Гниющие трупы, растерзанные и разорванные в клочья, как будто они попали под пушечный обстрел, усеивали собой всю землю так, что нельзя было ее даже разглядеть. Словно еще пару минут назад здесь гремела какая-то жесточайшая кровавая бойня, в которой выжить не удалось никому. Воздух, застывший траурным молчанием, излучал острую боль. Зеленоватый туман легкой дымкой кружился над серой, вонявшей смрадом, массой, обволакивая ее. На ближайший утес с карканьем слетались голодные стервятники, и как прокаженный, заглатывая слюни, с вожделением смотрит на изящные блюда, украшающие пестрые витрины ресторана, так и они устремляли хищные взоры вниз, при этом жадно клацая клювами. Картина столь мрачная и печальная поразила меня до самого основания души, открывая в ней неизведанное доселе чувство всеобщей обреченности. Мы созданы, чтобы убивать и быть убитыми...

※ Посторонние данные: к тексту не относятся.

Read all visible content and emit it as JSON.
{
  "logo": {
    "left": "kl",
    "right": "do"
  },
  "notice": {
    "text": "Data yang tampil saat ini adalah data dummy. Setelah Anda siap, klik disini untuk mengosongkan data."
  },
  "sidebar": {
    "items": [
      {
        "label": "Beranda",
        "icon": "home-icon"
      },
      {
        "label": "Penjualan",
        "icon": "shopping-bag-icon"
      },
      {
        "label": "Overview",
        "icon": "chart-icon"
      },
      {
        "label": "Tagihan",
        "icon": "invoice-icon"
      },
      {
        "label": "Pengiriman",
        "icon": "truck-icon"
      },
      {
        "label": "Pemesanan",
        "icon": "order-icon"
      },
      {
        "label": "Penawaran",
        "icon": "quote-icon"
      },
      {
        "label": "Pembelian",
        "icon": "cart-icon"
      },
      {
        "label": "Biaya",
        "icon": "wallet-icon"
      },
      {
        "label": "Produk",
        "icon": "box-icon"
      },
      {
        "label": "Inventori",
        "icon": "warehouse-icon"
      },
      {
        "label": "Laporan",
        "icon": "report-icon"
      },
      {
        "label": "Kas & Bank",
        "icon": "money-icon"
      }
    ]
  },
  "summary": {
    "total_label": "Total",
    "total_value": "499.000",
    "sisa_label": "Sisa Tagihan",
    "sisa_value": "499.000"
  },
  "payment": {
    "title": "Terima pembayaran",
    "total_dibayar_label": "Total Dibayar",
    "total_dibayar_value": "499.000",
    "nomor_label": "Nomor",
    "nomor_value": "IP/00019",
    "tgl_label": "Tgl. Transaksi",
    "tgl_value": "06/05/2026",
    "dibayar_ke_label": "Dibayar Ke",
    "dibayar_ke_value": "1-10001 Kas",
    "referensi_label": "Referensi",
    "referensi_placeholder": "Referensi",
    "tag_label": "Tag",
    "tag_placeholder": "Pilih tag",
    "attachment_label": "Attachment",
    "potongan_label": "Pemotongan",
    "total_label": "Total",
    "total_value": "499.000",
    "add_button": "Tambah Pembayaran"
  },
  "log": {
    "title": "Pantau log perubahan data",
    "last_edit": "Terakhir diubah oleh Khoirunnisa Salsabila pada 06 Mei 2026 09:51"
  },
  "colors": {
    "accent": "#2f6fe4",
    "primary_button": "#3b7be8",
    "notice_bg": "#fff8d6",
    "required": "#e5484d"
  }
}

На уроке истории преподаватель показывал нам фотографии, где были изображены бесчисленные горы, свалки убитых узников концентрационных лагерей – Дахао, Освенцима и Собибора... почему-то именно сейчас, глядя на это чудовищное полотно, именуемое праздником смерти, у меня возникла эта ассоциация. Пейзаж мертвого моря, от которого поневоле сжималось в груди сердце, простирался на невиданные дали. В нем я сумел различить свое собственное тело. В этой кошмарной бесформенной каше из ошметков плоти и крови, чьих-то кишков, оторванных кривых конечностей, скелетов и костей, тысяч и миллионов трупов я узнал бледное лицо, слегка засыпанное черной земле – это было мое лицо... и я проснулся.
«Дурной сон, это всего лишь дурной сон! – успокаивал я себя, как обезумевший вскакивая посреди ночи с кровати. – Все в порядке, я уже проснулся! Это всего лишь сон... это всего лишь сон...».
Много воды с тех пор утекло. Только кошмары остались, от которых мне не избавиться.
Прошло пару лет, как я закончил школу – довольно с неплохим результатом, а потом, став птицей свободной и независимой, упаковал вещи и съехал с родительского гнездышка. Угадайте с трех раз, в какое место?
Моим постоянным жильем теперь стал дом номер тринадцать, благосклонно приютивший меня, ибо больше мне было некуда пойти.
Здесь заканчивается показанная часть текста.